En plus, dit-il, il n’y a nulle trace de ces décisions dans d’autres services de l’Etat. “Ceci aurait permis de savoir le niveau d’implication de chaque compartiment de l’Etat dans la prise de cette décision ignorée même par des collectivités locales, surtout rurales, qui ont à peine entendu parler de cette autorisation qui les concerne pourtant au premier plan”. C’est dire, selon notre interlocuteur, que le ministre de l’Agriculture et ses homologues chargés des Collectivités territoriales, du commerce et même de l’Economie et des finances (patron des douanes) devaient en être informés. Ce qui justifie une communication sur le sujet au conseil des ministres, selon lui.

Ce qui intrigue le plus encore ces organisations et experts spécialistes des questions de drogues que nous avons rencontrés, c’est que la variété de cannabis cultivée au Mali par les paysans, le chanvre sativa et la même que celle que se propose de cultiver la société autorisée. Cependant, ajoute-t-il, «ce chanvre sativa n’est pas prisé par les consommateurs locaux à cause de sa faible teneur en Thc (tétrahydrocannabinol), élément psychotrope, qui en fait réellement un stupéfiant. Les consommateurs maliens et même ceux du Sénégal et du Burkina Faso, préfèrent le chanvre importé et c’est pourquoi celui en provenance du Ghana a le vent en poupe à leur niveau. Et pourtant, la production du chanvre sativa est en train de faire flores en zone rurale malienne, surtout dans la région de Sikasso».

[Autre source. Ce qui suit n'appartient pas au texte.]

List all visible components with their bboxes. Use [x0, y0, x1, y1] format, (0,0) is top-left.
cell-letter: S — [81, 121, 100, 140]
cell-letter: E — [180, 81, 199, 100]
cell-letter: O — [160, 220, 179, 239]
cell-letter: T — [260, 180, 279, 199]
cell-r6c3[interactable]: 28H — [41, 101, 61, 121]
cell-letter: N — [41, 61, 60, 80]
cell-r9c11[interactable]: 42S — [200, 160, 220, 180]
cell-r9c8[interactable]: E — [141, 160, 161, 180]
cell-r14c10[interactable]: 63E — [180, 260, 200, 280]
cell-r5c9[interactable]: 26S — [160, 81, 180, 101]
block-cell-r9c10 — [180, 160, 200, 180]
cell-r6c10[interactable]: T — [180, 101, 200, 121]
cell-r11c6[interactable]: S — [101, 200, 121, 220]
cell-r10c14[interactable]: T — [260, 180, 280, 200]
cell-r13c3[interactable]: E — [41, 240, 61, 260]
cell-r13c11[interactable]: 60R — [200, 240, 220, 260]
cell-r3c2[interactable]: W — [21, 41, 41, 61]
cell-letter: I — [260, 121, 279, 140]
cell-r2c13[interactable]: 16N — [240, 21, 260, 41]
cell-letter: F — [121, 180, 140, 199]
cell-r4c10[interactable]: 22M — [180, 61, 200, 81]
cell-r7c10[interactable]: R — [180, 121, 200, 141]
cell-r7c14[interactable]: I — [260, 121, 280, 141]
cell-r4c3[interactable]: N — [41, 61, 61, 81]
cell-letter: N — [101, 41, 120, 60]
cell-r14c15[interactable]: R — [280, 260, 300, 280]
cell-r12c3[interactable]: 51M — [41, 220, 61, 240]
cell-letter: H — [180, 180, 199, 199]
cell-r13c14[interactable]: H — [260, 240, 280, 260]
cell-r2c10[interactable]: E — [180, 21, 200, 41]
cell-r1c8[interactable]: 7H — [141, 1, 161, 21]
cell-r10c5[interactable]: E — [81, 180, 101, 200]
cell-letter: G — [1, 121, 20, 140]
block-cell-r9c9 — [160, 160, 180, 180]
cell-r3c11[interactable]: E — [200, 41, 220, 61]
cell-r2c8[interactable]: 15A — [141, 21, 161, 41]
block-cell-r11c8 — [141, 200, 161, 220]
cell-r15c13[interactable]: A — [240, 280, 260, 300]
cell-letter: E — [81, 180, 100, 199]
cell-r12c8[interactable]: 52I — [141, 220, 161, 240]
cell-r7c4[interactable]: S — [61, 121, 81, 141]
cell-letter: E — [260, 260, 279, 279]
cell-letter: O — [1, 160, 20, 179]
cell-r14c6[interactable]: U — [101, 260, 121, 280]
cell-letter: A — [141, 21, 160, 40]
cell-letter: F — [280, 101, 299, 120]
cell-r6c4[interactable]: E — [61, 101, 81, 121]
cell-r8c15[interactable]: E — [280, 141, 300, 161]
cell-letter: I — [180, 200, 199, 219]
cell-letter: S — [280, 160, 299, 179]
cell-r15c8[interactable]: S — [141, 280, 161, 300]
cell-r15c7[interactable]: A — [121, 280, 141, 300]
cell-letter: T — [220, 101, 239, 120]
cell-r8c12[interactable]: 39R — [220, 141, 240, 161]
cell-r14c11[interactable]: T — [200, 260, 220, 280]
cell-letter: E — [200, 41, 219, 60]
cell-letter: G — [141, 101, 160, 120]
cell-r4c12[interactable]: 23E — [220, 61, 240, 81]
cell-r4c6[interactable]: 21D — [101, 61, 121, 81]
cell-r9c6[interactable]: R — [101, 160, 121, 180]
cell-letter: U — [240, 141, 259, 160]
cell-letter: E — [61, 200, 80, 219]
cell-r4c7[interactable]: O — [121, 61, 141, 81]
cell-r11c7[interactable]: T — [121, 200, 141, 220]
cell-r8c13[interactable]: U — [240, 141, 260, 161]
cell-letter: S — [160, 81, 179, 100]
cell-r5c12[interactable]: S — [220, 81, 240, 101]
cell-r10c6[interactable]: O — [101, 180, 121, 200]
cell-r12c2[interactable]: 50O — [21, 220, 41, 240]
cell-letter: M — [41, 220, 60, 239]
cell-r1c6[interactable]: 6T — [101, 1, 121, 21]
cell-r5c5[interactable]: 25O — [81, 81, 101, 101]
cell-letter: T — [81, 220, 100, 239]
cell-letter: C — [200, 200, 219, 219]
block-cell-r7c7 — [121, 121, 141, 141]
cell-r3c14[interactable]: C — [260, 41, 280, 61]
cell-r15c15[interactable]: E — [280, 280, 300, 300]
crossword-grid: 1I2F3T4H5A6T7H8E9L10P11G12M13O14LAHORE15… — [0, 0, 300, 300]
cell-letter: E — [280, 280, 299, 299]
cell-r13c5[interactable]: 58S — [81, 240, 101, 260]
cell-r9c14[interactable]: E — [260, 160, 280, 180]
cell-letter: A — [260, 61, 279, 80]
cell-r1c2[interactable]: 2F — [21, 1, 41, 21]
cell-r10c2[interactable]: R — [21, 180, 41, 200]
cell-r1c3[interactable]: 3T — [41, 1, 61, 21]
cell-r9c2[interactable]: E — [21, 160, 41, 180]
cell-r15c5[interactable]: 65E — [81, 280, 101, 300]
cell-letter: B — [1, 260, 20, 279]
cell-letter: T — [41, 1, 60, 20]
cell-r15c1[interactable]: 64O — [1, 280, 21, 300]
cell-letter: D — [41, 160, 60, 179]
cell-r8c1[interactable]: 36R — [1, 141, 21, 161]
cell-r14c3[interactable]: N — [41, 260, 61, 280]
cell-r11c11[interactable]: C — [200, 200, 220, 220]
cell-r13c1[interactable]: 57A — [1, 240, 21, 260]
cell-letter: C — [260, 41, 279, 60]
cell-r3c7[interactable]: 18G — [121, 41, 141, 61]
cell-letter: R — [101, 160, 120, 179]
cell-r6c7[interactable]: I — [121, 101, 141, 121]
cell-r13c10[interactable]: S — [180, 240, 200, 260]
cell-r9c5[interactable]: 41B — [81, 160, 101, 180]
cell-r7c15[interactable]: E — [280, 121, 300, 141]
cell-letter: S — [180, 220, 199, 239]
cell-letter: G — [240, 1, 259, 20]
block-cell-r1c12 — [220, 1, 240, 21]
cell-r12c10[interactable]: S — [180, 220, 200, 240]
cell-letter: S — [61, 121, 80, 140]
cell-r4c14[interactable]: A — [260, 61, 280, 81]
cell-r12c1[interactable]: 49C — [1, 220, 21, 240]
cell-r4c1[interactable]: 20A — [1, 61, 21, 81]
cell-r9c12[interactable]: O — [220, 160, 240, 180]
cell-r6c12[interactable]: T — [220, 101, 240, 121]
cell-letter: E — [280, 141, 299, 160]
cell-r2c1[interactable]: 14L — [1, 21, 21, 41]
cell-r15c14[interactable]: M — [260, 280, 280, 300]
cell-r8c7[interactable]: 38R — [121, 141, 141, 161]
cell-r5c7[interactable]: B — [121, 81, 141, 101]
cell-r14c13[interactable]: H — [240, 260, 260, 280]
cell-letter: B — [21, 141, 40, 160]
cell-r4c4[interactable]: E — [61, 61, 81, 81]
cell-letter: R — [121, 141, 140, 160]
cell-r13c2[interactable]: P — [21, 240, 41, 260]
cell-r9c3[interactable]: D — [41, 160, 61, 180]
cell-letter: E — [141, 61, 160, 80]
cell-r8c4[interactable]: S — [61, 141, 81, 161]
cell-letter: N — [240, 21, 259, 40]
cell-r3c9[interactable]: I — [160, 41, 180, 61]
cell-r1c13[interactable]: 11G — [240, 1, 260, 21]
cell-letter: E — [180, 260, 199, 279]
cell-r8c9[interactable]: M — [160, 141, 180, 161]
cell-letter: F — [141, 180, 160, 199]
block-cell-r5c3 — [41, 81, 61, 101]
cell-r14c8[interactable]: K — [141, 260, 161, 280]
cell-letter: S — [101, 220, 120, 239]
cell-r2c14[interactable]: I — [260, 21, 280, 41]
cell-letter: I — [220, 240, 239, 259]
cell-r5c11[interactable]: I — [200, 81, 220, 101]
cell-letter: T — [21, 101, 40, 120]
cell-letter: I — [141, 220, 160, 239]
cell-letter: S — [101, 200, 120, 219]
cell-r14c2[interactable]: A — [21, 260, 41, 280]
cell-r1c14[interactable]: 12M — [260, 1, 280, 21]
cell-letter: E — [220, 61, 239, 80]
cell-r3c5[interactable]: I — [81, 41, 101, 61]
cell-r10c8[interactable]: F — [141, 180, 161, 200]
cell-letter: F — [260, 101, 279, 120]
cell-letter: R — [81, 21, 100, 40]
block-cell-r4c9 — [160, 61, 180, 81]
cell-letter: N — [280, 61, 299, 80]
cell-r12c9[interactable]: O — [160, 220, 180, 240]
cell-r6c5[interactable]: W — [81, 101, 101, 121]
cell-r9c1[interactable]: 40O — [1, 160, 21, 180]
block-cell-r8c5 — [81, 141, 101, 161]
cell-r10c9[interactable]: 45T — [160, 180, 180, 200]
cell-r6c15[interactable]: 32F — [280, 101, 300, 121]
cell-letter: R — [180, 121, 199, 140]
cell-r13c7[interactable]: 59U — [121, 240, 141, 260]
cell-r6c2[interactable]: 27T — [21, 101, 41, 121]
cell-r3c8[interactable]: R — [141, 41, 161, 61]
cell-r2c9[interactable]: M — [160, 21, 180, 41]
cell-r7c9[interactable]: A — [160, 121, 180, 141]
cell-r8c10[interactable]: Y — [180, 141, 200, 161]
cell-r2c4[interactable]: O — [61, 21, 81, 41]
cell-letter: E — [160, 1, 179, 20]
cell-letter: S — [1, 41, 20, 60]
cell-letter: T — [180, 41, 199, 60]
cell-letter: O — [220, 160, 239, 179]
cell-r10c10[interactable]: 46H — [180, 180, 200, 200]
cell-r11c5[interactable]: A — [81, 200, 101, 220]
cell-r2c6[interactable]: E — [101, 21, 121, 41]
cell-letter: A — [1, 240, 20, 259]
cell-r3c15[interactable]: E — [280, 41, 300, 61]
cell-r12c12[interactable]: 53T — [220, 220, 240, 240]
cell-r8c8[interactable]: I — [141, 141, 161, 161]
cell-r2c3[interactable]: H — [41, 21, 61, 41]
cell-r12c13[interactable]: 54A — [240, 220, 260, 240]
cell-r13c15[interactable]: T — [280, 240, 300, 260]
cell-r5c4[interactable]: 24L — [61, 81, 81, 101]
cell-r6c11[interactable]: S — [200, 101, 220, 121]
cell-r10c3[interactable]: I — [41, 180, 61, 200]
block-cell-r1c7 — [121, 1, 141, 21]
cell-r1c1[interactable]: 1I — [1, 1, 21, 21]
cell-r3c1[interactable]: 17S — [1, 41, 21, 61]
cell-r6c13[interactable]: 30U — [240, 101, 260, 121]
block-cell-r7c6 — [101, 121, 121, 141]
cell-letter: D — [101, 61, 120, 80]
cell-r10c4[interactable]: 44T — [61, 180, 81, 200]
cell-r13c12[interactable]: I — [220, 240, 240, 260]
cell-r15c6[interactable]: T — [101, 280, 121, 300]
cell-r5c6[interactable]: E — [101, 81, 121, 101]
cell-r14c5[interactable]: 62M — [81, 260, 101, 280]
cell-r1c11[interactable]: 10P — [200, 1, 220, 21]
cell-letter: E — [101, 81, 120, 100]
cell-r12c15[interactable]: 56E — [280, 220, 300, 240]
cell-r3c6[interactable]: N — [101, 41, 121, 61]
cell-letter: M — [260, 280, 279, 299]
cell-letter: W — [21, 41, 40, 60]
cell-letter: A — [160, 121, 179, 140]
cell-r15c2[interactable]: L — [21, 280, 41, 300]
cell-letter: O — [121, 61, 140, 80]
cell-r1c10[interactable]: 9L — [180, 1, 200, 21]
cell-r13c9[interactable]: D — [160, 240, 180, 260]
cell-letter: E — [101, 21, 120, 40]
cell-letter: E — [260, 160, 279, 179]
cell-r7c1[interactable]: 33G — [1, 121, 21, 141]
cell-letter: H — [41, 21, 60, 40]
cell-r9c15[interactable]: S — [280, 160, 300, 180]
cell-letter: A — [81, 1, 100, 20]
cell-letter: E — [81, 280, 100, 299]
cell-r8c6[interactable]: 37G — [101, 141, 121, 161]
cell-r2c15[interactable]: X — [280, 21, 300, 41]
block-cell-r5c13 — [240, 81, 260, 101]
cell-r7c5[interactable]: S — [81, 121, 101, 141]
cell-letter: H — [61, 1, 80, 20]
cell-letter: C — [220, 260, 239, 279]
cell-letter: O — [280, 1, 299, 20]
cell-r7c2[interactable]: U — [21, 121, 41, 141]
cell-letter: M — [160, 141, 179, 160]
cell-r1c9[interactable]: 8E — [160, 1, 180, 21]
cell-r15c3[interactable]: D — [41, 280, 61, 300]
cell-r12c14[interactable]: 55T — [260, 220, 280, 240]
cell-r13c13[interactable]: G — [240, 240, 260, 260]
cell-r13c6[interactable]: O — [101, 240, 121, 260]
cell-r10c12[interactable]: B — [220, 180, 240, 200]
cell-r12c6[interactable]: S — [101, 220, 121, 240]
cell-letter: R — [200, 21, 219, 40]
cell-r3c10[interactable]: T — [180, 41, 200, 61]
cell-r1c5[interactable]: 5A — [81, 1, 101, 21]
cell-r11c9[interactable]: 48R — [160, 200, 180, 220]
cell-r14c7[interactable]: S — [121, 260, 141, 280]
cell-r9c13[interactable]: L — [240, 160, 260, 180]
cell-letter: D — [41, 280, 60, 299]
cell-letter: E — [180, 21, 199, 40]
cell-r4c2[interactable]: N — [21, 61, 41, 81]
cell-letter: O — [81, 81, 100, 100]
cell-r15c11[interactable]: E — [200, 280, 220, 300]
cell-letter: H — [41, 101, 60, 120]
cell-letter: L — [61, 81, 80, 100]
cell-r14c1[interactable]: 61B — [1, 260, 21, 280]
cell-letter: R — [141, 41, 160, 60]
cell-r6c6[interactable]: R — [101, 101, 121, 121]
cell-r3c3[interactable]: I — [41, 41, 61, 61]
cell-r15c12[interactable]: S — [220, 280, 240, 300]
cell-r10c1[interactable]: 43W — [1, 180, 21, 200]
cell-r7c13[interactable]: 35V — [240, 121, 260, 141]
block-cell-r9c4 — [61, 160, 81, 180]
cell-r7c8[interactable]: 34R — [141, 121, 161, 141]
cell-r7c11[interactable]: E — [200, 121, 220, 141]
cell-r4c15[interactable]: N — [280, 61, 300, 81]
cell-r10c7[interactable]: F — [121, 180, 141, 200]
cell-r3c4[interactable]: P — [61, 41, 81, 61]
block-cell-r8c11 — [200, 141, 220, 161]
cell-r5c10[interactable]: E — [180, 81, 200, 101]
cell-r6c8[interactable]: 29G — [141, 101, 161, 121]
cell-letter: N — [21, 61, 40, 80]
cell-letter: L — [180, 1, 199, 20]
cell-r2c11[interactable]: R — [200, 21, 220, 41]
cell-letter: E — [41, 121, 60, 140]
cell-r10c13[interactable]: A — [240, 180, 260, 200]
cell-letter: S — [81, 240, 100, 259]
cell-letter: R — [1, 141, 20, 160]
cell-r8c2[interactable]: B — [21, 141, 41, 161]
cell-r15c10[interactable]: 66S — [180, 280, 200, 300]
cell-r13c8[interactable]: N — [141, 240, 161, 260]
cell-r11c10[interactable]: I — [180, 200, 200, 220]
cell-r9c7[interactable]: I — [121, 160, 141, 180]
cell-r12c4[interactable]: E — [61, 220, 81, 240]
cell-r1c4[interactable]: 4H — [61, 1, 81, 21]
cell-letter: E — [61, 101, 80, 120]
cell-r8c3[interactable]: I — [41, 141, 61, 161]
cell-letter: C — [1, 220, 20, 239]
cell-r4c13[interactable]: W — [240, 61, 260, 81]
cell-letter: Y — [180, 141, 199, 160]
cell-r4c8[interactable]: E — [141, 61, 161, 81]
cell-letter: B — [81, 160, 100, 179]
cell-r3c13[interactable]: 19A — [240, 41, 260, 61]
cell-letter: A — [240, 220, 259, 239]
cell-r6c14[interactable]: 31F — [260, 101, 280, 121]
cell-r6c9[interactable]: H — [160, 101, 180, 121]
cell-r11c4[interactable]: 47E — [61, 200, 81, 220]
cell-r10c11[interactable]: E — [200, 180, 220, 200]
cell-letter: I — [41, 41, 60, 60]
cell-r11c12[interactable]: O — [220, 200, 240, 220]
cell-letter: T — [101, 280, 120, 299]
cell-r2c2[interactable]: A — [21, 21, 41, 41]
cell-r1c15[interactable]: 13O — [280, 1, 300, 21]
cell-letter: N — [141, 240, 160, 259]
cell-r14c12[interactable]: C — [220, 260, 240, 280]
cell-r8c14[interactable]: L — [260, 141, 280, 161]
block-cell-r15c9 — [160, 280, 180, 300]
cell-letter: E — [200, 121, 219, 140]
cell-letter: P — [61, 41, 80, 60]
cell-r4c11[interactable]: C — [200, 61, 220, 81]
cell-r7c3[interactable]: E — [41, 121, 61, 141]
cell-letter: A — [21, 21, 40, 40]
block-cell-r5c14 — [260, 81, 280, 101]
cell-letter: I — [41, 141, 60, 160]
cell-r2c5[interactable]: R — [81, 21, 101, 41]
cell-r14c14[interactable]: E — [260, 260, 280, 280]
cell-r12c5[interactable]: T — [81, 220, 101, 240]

Développement d’une filière locale de culture de chanvre

Notons au passage que le chanvre est une culture facile, ne nécessitant pas d’arrosage spécifiquement. Le cycle du chanvre est conditionné essentiellement par la durée du jour ou photopériode, c’est à dire que, quelle que soit la date de semis, la floraison puis la récolte se dérouleront à dates fixes, comme indiquées par le semencier. Seuls les rendements varieront. C’est ainsi des villages entiers, sous la coupe du chef de village, s’adonnent désormais à la culture de ce chanvre qui aurait bien un débouché pour prospérer. Y aurait-il alors, en dehors de la société autorisée, une filière clandestine d’exportation bien structurée ?

Le président IBK, à présent informé, est alors interpelé car les envoyés de certains milieux activistes cherchaient les exemplaires du numéro 188 du vendredi 15 octobre qui révélait l’existence de cette autorisation et des suites sont attendues de leur part.